Among the seven potential reuses are an ethane cracker, a natural gas liquids processing plant, and a liquified natural gas export facility. The report lists several advantages for the site, including existing infrastructure, a dock that can accommodate a tanker, and onsite storage capacity. One of the disadvantages listed in the report is that the Delaware River is only dredged to 40 feet, unlike the New York harbor, which has a depth of 45 feet and can handle larger ocean-going vessels. Another is the lack of a “greenbelt.” The town of Marcus Hook sits right next to the refinery.
Governor Corbett recently lured Shell Oil to build an ethane cracker in the southwestern part of the state. But Palmer says the Northeast part of the country could handle two new ethane crackers. Ethane gets turned into ethylene for use by the chemical industry.

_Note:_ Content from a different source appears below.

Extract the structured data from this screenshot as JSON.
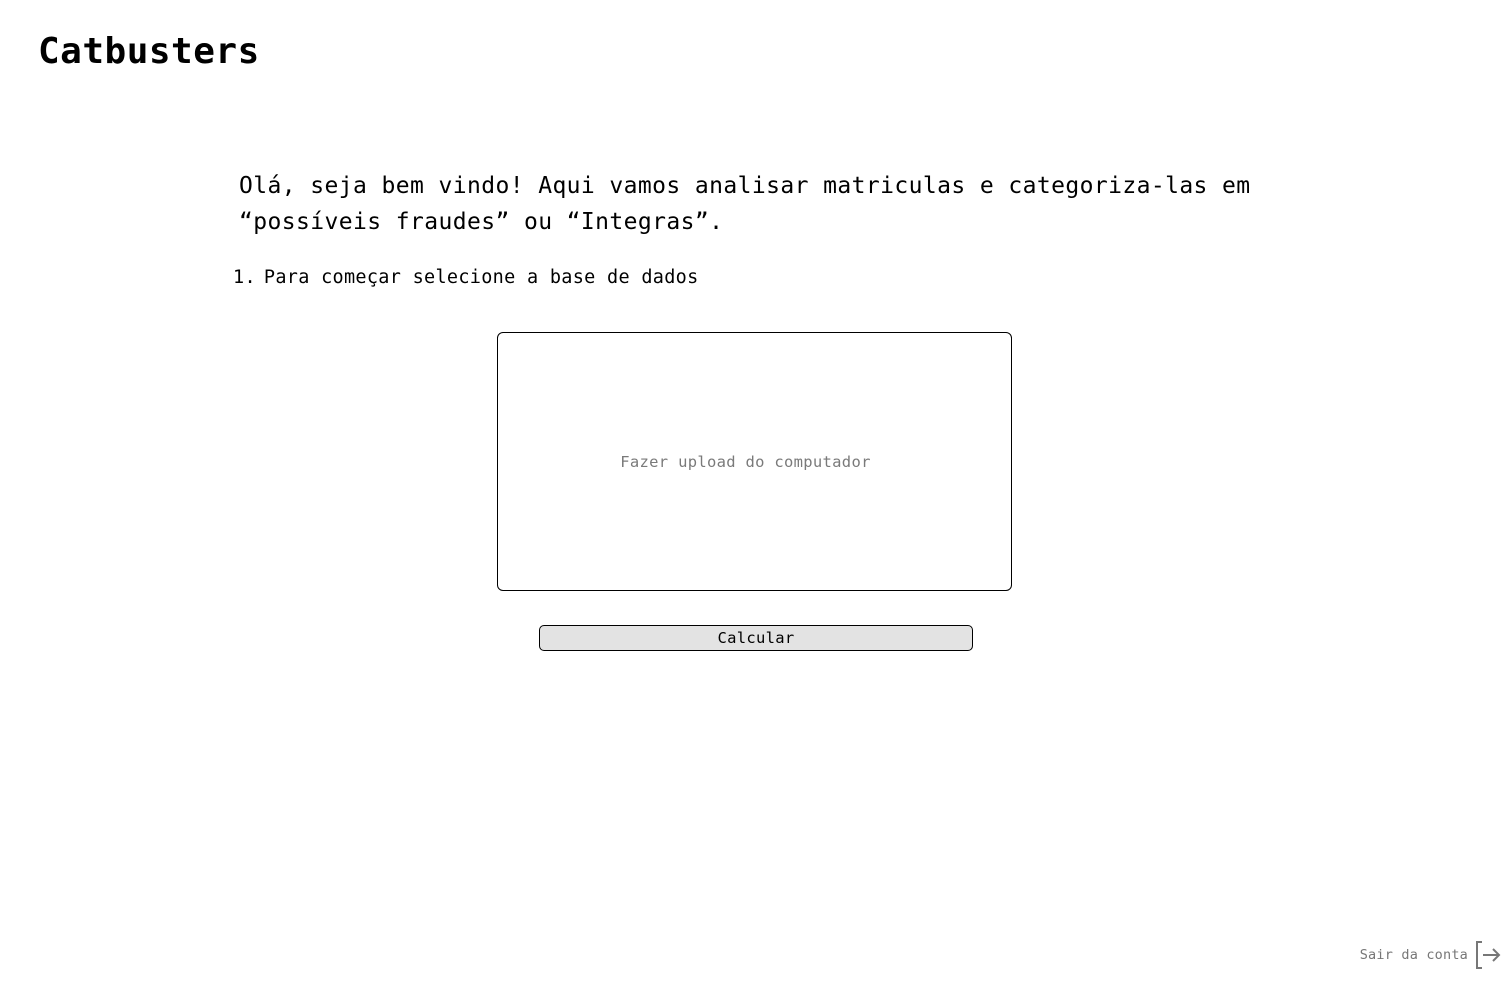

“We’re watching about 10 million tons of ethylene capacity announced or being considered in North America right now,” said Palmer. He says North America needs eight new ethane crackers to handle that amount of ethylene, a liquid byproduct of natural gas.
So why would it make sense to put a cracker in Southeast Pennsylvania? Plastics. That’s one of the driving forces behind the production of “wet gas.” Palmer says there’s a large market in the Northeast for the raw materials that make plastics. Right now, much of that raw material, or “feedstock,” gets shipped up to the Mid-Atlantic from the Gulf coast.